10 Jun 2024


Democracy Can Be Dismantled More Quickly than It Can Be Restored

Following the elections in Poland in October 2023, the electorate rejected the Law and Justice party (PiS) after eight years in power, signalling a will to halt the erosion of its constitutional democracy. However, in a recent  ‘View Point‘ published in the MaxPlanckResearch science magazine, Professor Dr Armin von Bogdandy  (Director) and  Dr Dimitri Spieker  (Senior Research Fellow) argue that restoring constitutional democracy and the rule of law is far from simple.

For example, one cannot simply remove the judges appointed for their political loyalty, as this would itself conflict with the rule of law. How? These judges would have made thousands of rulings, and to remove them would compromise the principle of legal certainty. The authors succinctly sum up the situation: ‘democracies can be dismantled more quickly than they can be restored’.

Despite this and other challenges, the authors propose a number of things to consider and bear in mind if Poland is to successfully undertake what they see as a new type of transition—’Transition 2.0′ (as compared to ‘Transition 1.0’, which involved the transition of Eastern European states following the fall of Communist rule). European law, particularly Article 2 of the Treaty on European Union, plays a dual role here in both supporting and constraining Transition 2.0.

A further essential component of transition 2.0 is ‘a highly prudent application of the relevant legal bases, standards, and procedures’.  They continue, ‘To ensure smooth operation, Poland’s new government should coordinate with the European Commission for Democracy through Law’.
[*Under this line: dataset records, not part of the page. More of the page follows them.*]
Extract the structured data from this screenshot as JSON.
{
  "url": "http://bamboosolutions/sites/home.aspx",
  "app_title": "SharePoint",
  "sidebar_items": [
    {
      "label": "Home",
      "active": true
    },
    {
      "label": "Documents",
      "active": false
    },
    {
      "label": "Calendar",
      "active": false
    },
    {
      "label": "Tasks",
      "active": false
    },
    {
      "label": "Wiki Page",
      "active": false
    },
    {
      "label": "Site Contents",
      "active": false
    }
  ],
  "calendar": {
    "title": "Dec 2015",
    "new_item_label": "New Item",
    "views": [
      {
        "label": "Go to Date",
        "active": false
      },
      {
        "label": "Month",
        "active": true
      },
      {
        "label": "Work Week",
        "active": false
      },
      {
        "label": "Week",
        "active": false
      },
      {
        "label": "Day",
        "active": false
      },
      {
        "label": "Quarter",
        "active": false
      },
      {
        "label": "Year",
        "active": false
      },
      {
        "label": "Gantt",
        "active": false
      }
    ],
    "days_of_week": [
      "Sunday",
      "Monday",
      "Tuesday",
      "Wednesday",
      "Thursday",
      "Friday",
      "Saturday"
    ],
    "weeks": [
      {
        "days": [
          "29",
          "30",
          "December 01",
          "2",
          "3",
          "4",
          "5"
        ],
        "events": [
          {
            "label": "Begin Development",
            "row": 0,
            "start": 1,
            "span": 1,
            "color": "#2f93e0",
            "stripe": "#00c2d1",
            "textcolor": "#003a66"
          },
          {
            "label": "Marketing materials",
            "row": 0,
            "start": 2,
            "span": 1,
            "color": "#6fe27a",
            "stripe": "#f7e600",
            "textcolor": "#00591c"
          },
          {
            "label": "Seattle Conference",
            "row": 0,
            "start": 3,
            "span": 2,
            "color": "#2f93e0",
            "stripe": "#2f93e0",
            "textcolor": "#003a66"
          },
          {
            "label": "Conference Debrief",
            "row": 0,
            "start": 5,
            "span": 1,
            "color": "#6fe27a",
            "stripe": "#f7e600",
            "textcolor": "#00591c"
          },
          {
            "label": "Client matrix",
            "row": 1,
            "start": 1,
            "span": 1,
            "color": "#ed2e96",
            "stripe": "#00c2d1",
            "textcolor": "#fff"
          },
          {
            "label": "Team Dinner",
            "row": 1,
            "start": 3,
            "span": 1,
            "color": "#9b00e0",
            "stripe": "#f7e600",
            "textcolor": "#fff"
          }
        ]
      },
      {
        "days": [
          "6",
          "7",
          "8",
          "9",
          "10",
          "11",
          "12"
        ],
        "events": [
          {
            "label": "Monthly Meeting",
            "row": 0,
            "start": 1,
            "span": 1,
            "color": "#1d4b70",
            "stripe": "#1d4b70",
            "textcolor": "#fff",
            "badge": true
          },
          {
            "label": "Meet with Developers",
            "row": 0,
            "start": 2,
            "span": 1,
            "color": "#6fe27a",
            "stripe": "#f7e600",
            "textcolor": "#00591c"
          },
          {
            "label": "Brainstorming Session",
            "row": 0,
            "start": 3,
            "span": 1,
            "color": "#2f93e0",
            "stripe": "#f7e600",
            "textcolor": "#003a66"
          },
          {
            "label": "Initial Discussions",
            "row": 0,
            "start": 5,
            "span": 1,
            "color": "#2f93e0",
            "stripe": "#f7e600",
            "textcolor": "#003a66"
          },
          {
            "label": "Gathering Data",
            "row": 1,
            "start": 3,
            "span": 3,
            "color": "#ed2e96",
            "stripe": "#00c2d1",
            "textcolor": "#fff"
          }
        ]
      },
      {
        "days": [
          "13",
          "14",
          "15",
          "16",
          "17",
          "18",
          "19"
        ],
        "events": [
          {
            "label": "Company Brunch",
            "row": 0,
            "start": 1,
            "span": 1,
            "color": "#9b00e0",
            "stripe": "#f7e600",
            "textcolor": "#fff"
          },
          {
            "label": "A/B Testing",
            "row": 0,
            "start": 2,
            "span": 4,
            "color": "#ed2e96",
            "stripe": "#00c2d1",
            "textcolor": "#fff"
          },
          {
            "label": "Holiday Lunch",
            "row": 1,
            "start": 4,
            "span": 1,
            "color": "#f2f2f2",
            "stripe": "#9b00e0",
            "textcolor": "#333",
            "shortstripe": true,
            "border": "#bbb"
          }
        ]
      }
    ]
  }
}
Von Bogdandy and Spieker conclude by advising against repeating the technocratic errors of Transition 1.0, which neglected the promotion of democratic culture. They suggest that the Conference on the Future of Europe offers a promising format to mitigate technocracy through enhanced public participation:

This format allows the people to get involved in the restoration of an independent judiciary. Importantly, it could generate interesting ideas, counter accusations of technocratic decision-making with little democratic accountability, initiate a non-partisan dialogue, and put PiS in a difficult position: either the party boycotts the conference and, by doing so, demonstrates that it is not interested in improving the judiciary, or it participates, thereby endorsing the legitimacy of this process.